The small hepatic veins of zone 3 are particularly sensitive to toxic damage, developing subendothelial edema and later collagenization. The disease was first described in Jamaica as toxic damage to the smallest hepatic veins by pyrrolizidine alkaloids contained in the leaves of groundsel, which were part of some varieties of medicinal tea. It was subsequently identified in India, Israel, Egypt and even Arizona. Its development is associated with the consumption of wheat contaminated with heliotrope.

In the acute stage, the disease manifests itself as an enlarged and painful liver, ascites, and mild jaundice. Subsequently, complete recovery, death, or transition to a subacute stage with hepatomegaly and recurrent ascites are possible. In the chronic stage, cirrhosis develops, which does not have any distinctive features. The disease is diagnosed using a liver biopsy.

Azathioprine causes endotheliitis. Long-term use of azathioprine after kidney or liver transplantation is associated with sinusoidal dilation, peliosis, VOD, and nodular regenerative hyperplasia of the liver.

Treatment with cytostatic drugs, especially cyclophosphamide, azathioprine, busulfan, etoposide, as well as total irradiation at a dose of more than 12 Gy are accompanied by the development of VOD. VOD can also develop with high-dose cytostatic therapy after bone marrow transplantation. Morphologically, it is characterized by extensive damage to zone 3, covering hepatocytes, sinusoids and especially small hepatic venules. Clinically, VOD is manifested by jaundice, enlargement and pain of the liver, and an increase in body weight (ascites). In 25% of patients, it is severe and leads to death within 100 days.

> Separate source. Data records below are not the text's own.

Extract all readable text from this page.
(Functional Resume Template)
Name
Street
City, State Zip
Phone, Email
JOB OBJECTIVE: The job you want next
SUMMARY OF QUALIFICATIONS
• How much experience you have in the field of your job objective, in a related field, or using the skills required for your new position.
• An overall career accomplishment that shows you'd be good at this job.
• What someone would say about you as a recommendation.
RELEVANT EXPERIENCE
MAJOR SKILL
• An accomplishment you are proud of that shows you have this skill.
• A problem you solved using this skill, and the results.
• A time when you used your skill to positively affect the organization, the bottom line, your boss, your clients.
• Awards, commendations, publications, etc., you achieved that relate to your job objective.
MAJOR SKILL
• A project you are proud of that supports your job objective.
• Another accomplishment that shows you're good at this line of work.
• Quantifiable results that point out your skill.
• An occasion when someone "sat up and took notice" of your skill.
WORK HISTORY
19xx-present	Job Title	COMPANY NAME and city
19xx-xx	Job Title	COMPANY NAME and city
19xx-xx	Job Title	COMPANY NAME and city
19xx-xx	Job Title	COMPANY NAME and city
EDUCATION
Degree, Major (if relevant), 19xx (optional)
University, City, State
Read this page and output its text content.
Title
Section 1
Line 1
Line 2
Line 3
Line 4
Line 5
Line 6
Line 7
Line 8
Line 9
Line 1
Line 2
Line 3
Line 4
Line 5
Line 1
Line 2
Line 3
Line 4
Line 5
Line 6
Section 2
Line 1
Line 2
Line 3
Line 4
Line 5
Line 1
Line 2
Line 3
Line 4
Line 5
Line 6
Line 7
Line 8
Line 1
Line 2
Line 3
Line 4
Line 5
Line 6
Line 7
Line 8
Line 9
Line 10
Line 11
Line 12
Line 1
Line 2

Liver irradiation. The liver is quite sensitive to X-ray therapy. Radiation hepatitis develops when the total dose of radiation to the liver reaches or exceeds 35 Gy (10 Gy per week). Signs of VOD appear 1-3 months after the end of therapy. They can be transient, but in severe cases lead to death from liver failure. Histological examination reveals hemorrhages in zone 3, fibrosis and obliteration of the hepatic venules.

Hepatic vein occlusion (Budd-Chiari syndrome) has been described after oral contraceptive use and during azathioprine treatment after kidney transplantation.